Milgram summarized the experiment in his 1974 article, "The Perils of Obedience", writing:
The legal and philosophic aspects of obedience are of enormous importance, but they say very little about how most people behave in concrete situations. I set up a simple experiment at Yale University to test how much pain an ordinary citizen would inflict on another person simply because he was ordered to by an experimental scientist. Stark authority was pitted against the subjects' [participants'] strongest moral imperatives against hurting others, and, with the subjects' [participants'] ears ringing with the screams of the victims, authority won more often than not. The extreme willingness of adults to go to almost any lengths on the command of an authority constitutes the chief finding of the study and the fact most urgently demanding explanation.
Ordinary people, simply doing their jobs, and without any particular hostility on their part, can become agents in a terrible destructive process. Moreover, even when the destructive effects of their work become patently clear, and they are asked to carry out actions incompatible with fundamental standards of morality, relatively few people have the resources needed to resist authority.
The Milgram Experiment 
My friend Sara concluded that, based on the Stanford Prison Experiment, "there may just be something innately cruel in the human animal when it is in a position of power." I did not think to mention to Sara at the time that there is a wonderful line in Shakespeare's Measure for Measure when Isabella complains about the Duke's abuse of his powers: "Oh, it is excellent to have a giant's strength. But it is tyrannous to use it as a giant." That great humanist Shakespeare understood quite a bit about human nature and how power can corrupt, but even he probably would have been shocked at the actions of the Uintah Elementary School officials in Salt Lake City who took food away from children without adequate funds on account to pay for it.

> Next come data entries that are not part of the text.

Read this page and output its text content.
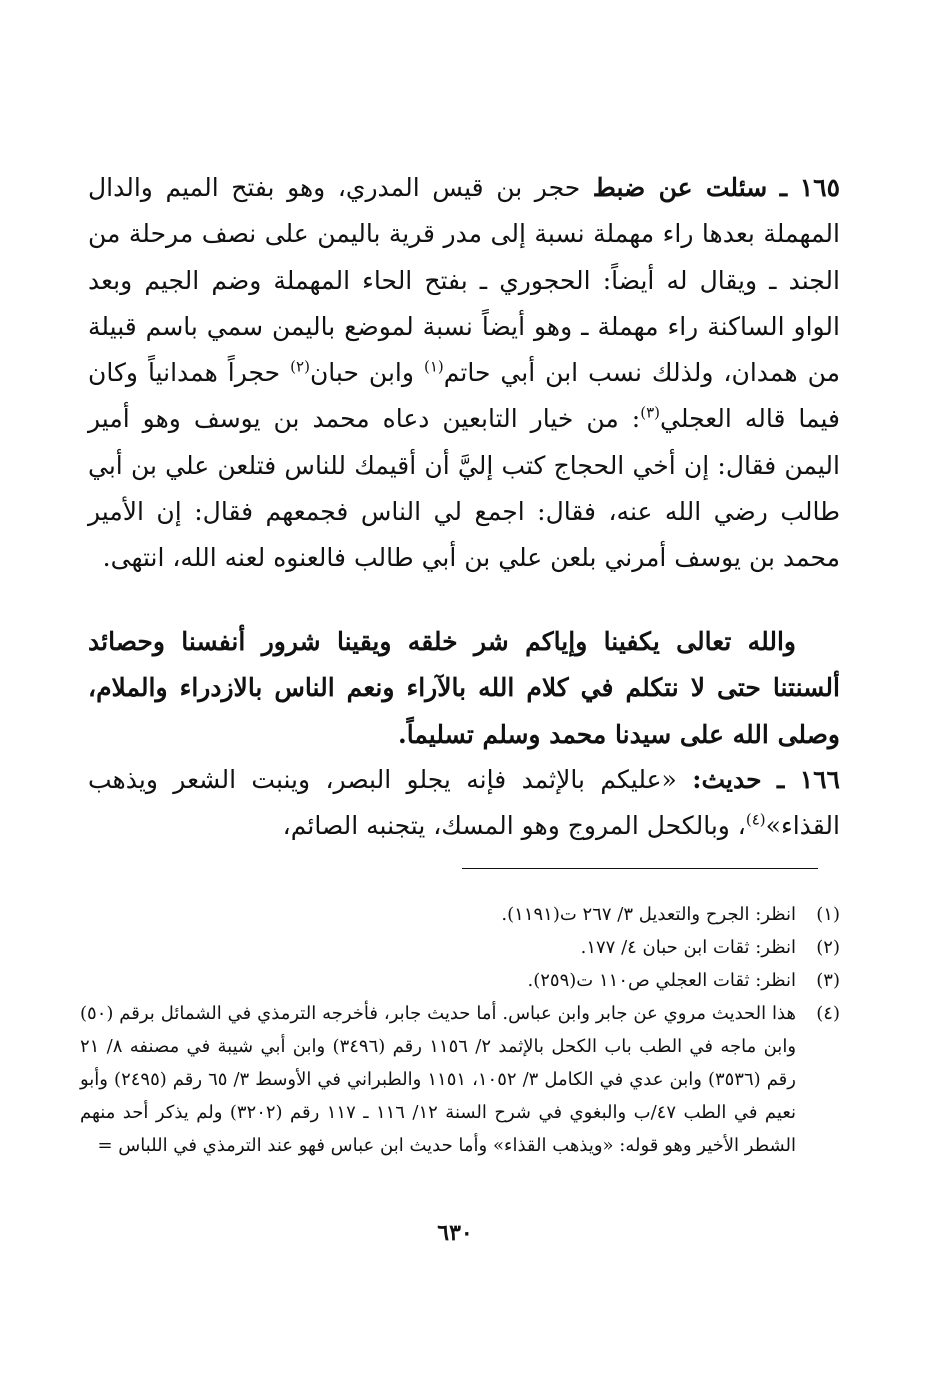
١٦٥ ـ سئلت عن ضبط حجر بن قيس المدري، وهو بفتح الميم والدال المهملة بعدها راء مهملة نسبة إلى مدر قرية باليمن على نصف مرحلة من الجند ـ ويقال له أيضاً: الحجوري ـ بفتح الحاء المهملة وضم الجيم وبعد الواو الساكنة راء مهملة ـ وهو أيضاً نسبة لموضع باليمن سمي باسم قبيلة من همدان، ولذلك نسب ابن أبي حاتم$^{(١)}$ وابن حبان$^{(٢)}$ حجراً همدانياً وكان فيما قاله العجلي$^{(٣)}$: من خيار التابعين دعاه محمد بن يوسف وهو أمير اليمن فقال: إن أخي الحجاج كتب إليَّ أن أقيمك للناس فتلعن علي بن أبي طالب رضي الله عنه، فقال: اجمع لي الناس فجمعهم فقال: إن الأمير محمد بن يوسف أمرني بلعن علي بن أبي طالب فالعنوه لعنه الله، انتهى.
والله تعالى يكفينا وإياكم شر خلقه ويقينا شرور أنفسنا وحصائد ألسنتنا حتى لا نتكلم في كلام الله بالآراء ونعم الناس بالازدراء والملام، وصلى الله على سيدنا محمد وسلم تسليماً.
١٦٦ ـ حديث: «عليكم بالإثمد فإنه يجلو البصر، وينبت الشعر ويذهب القذاء»$^{(٤)}$، وبالكحل المروج وهو المسك، يتجنبه الصائم،
(١)
انظر: الجرح والتعديل ٣/ ٢٦٧ ت(١١٩١).
(٢)
انظر: ثقات ابن حبان ٤/ ١٧٧.
(٣)
انظر: ثقات العجلي ص١١٠ ت(٢٥٩).
(٤)
هذا الحديث مروي عن جابر وابن عباس. أما حديث جابر، فأخرجه الترمذي في الشمائل برقم (٥٠) وابن ماجه في الطب باب الكحل بالإثمد ٢/ ١١٥٦ رقم (٣٤٩٦) وابن أبي شيبة في مصنفه ٨/ ٢١ رقم (٣٥٣٦) وابن عدي في الكامل ٣/ ١٠٥٢، ١١٥١ والطبراني في الأوسط ٣/ ٦٥ رقم (٢٤٩٥) وأبو نعيم في الطب ٤٧/ب والبغوي في شرح السنة ١٢/ ١١٦ ـ ١١٧ رقم (٣٢٠٢) ولم يذكر أحد منهم الشطر الأخير وهو قوله: «ويذهب القذاء» وأما حديث ابن عباس فهو عند الترمذي في اللباس =
٦٣٠
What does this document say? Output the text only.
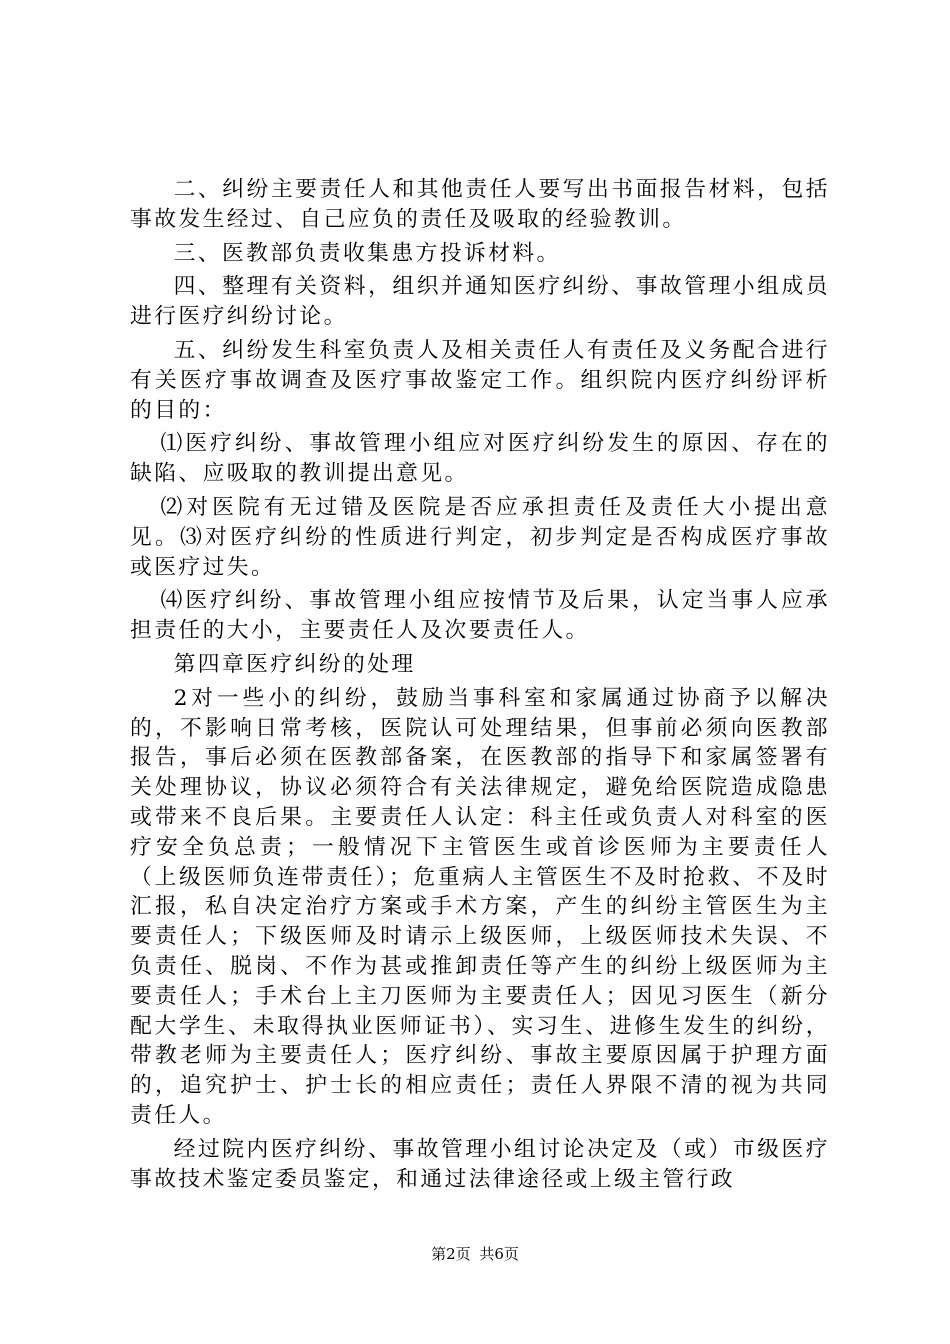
二、纠纷主要责任人和其他责任人要写出书面报告材料，包括事故发生经过、自己应负的责任及吸取的经验教训。

三、医教部负责收集患方投诉材料。

四、整理有关资料，组织并通知医疗纠纷、事故管理小组成员进行医疗纠纷讨论。

五、纠纷发生科室负责人及相关责任人有责任及义务配合进行有关医疗事故调查及医疗事故鉴定工作。组织院内医疗纠纷评析的目的：

⑴医疗纠纷、事故管理小组应对医疗纠纷发生的原因、存在的缺陷、应吸取的教训提出意见。

⑵对医院有无过错及医院是否应承担责任及责任大小提出意见。⑶对医疗纠纷的性质进行判定，初步判定是否构成医疗事故或医疗过失。

⑷医疗纠纷、事故管理小组应按情节及后果，认定当事人应承担责任的大小，主要责任人及次要责任人。

第四章医疗纠纷的处理

2对一些小的纠纷，鼓励当事科室和家属通过协商予以解决的，不影响日常考核，医院认可处理结果，但事前必须向医教部报告，事后必须在医教部备案，在医教部的指导下和家属签署有关处理协议，协议必须符合有关法律规定，避免给医院造成隐患或带来不良后果。主要责任人认定：科主任或负责人对科室的医疗安全负总责；一般情况下主管医生或首诊医师为主要责任人（上级医师负连带责任）；危重病人主管医生不及时抢救、不及时汇报，私自决定治疗方案或手术方案，产生的纠纷主管医生为主要责任人；下级医师及时请示上级医师，上级医师技术失误、不负责任、脱岗、不作为甚或推卸责任等产生的纠纷上级医师为主要责任人；手术台上主刀医师为主要责任人；因见习医生（新分配大学生、未取得执业医师证书）、实习生、进修生发生的纠纷，带教老师为主要责任人；医疗纠纷、事故主要原因属于护理方面的，追究护士、护士长的相应责任；责任人界限不清的视为共同责任人。

经过院内医疗纠纷、事故管理小组讨论决定及（或）市级医疗事故技术鉴定委员鉴定，和通过法律途径或上级主管行政

第2页 共6页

As Sara reminded me today, "
The real problem is trying to figure out why that happens."

Milgram found that most people will become Eichmanns given the right set of cultural cues. In Milgram's case, those cultural cues were in the form of a supposedly scientific authority issuing orders in the name of science. In this case, a culture that says that money is more important that feeding young children combines with a culture that says employees must never under any circumstances challenge or question the orders of their superiors to produce a vignette from which all but the least squeamish recoil in horror.

And yet I would challenge my readership to ask themselves this. When is the last time that you yourself were faced with an order you considered morally reprehensible with which you nonetheless held your nose and complied? If you are being honest with yourself, I'd wager it has been far more recent than you would care to admit. Our culture behaves with the utmost brutality and scorn to those who, like Melville's Bartleby, would simply "prefer not to." And thus, we come full circle to that very wise 17th-century epigrammatist La Rochefoucauld's observation that 'Hypocrisy is the tribute that vice pays to virtue.' After we have paid our tributes, perhaps we can use the Uintah episode as an opportunity for self scrutiny, an opportunity to resolve that we shall never henceforth take food from hungry children.